Je prends place. Il n’a même pas de cravate ce matin. Est-ce qu’on lui aurait volé un bout de son déguisement, ou Géraldine la lui aurait-elle arrachée en faisant comme les chats ?

— Géraldine m’a fait part de votre désir de nous quitter.

« Trahison ! Je jure que quand elle passera le sas, je lui balancerai le gaz paralysant. Quelle tarte, et pas au citron ! Moi qui lui avais demandé de garder ça pour elle… »

— Je ne vous cache pas que c’est une mauvaise nouvelle pour moi. Vous êtes un élément de confiance…

« Misérable cancrelat, tu oses me sortir ce compliment hypocrite après m’avoir démontée pendant l’entretien voilà moins d’une semaine ! »

— … Mais je respecte votre choix. Nous en avons beaucoup parlé avec Géraldine…

« S’il vous plaît, il me faudrait une assistance respiratoire parce que là, je m’étouffe. Sérieux. »

— … Et elle m’a convaincu de vous appuyer pour solder votre préavis en échange de vos derniers RTT et congés. Nous n’allons pas vous embêter pour quelques jours ! Comptez sur moi pour faire un rapport ultra positif auprès de la direction des ressources humaines. J’en aurai la confirmation ce soir, mais je peux déjà vous annoncer que, si cela vous arrange, vous pourrez partir dès la semaine prochaine.
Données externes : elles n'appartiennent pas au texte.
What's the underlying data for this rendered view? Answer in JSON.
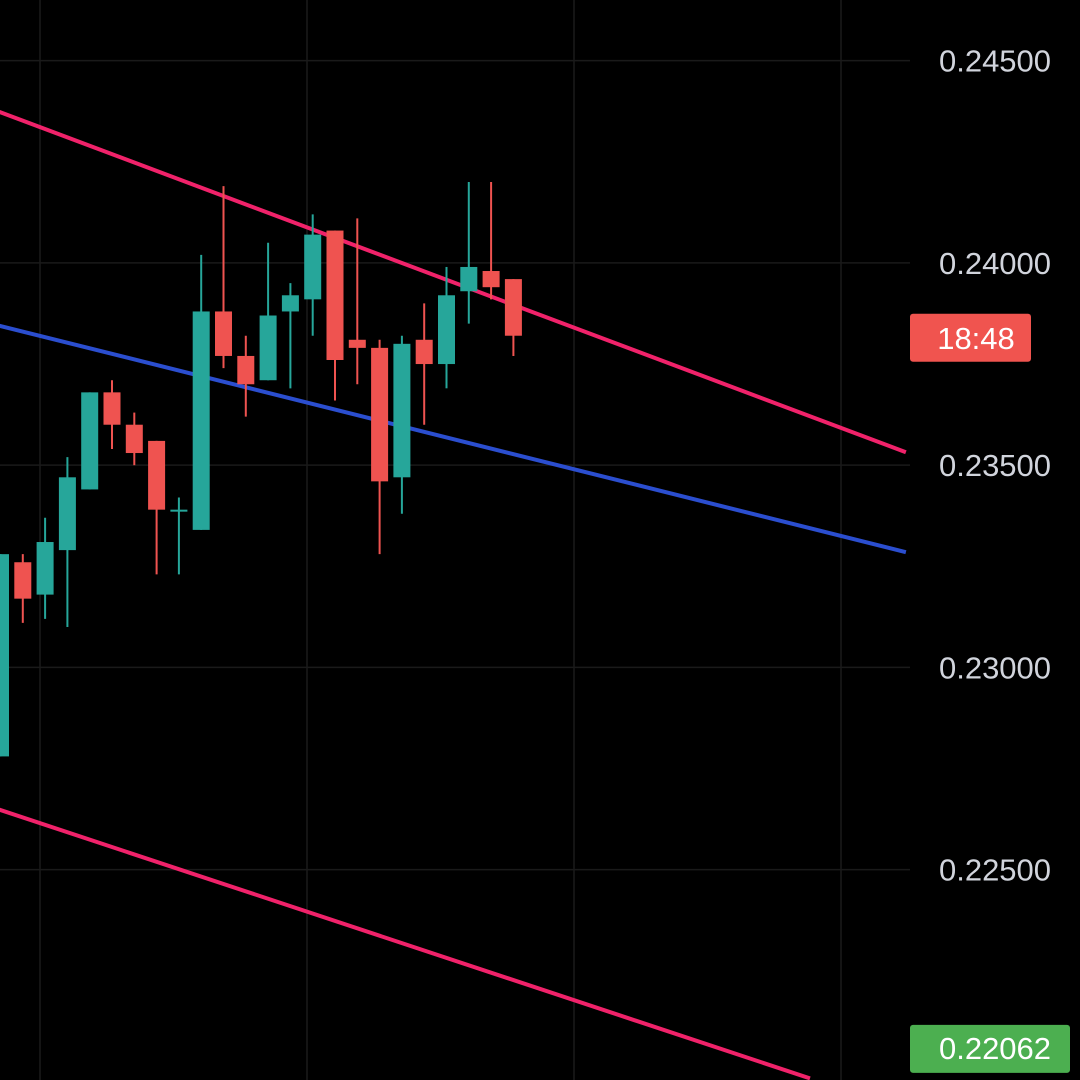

« Prévenez aussi la réanimation parce que maintenant je suis en état de choc. J’ai envie d’embrasser Mortagne, j’ai aussi envie d’embrasser Géraldine et la fougère de Mélanie. »

— Vous n’êtes pas contente ?

« Contente, le mot est faible. Mais il n’y a pas que ça. Mortagne, bougre d’andouille, tu es la preuve vivante que même le pire des mollusques peut faire le bien grâce à l’amour d’une femme et à une grande baffe dans la tronche. Tu me redonnes espoir dans l’homme. La planète est sauvée ! Nous sommes la plus belle espèce vivante qui soit, même toi, Mortagne. Les chats ne gagneront jamais. Je t’aime. »

— Évidemment que je suis contente, mais je ne réalise pas bien. En tout cas, je vous remercie vraiment beaucoup, sincèrement…

Relisez la dernière phrase. Voici la preuve que dans cette vie tout est possible. Gardons-nous des jugements définitifs. Ne disons jamais « jamais ». Aimons-nous les uns les autres, mais méfions-nous quand même des chats. Je vais moi aussi devenir un puits d’aphorismes à deux balles, c’est de tradition dans la famille.